Direct measurements of thermal phonon transmissivity at rough interfaces

Energy transport across solid-solid interfaces is a fundamental process of both scientific and practical interest. For example, electronic transport across metal-semiconductor and pn-junctions forms the basis for modern microelectronics. While electron and photon transport across interfaces is well understood, the microscopic interfacial transport processes for thermal phonons are largely unknown. In fact, the transmissivity of thermal phonons across any interface has never been directly measured. At present, interfacial transport is studied using macroscopic measurements of interface conductance, a procedure that leaves substantial ambiguity in the actual transmissivity profile.
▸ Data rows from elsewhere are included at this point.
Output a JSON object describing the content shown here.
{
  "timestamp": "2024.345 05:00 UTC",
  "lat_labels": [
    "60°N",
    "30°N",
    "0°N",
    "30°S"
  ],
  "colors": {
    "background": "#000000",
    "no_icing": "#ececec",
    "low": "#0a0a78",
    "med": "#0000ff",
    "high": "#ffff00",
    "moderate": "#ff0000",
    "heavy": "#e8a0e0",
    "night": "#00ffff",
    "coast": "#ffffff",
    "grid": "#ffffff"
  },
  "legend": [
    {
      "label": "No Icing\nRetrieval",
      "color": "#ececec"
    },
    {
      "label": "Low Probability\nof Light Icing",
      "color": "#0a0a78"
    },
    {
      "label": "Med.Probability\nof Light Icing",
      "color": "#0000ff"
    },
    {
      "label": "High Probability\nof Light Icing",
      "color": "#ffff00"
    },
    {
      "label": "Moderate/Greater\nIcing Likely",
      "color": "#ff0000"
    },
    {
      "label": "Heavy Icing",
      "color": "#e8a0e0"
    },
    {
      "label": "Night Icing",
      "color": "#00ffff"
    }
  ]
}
Here, we demonstrate that the spectral phonon transmissivity at a metal-semiconductor interface is contained in measurements from a widely-used experimental technique, time-domain thermoreflectance (TDTR). Using our recent advances in solving the phonon Boltzmann equation to interpret TDTR measurements, we are able to directly measure how much heat is carried by each phonon mode across the interface and hence directly extract the spectral phonon transmissivity. Our measurements reveal that, like other waves, thermal phonons are capable of tunneling across disordered interfaces with thickness smaller than their wavelength. This work represents a major advance in our understanding of thermal phonon transport at interfaces and could impact numerous applications ranging from thermoelectric waste heat recovery to heat dissipation in electronic devices.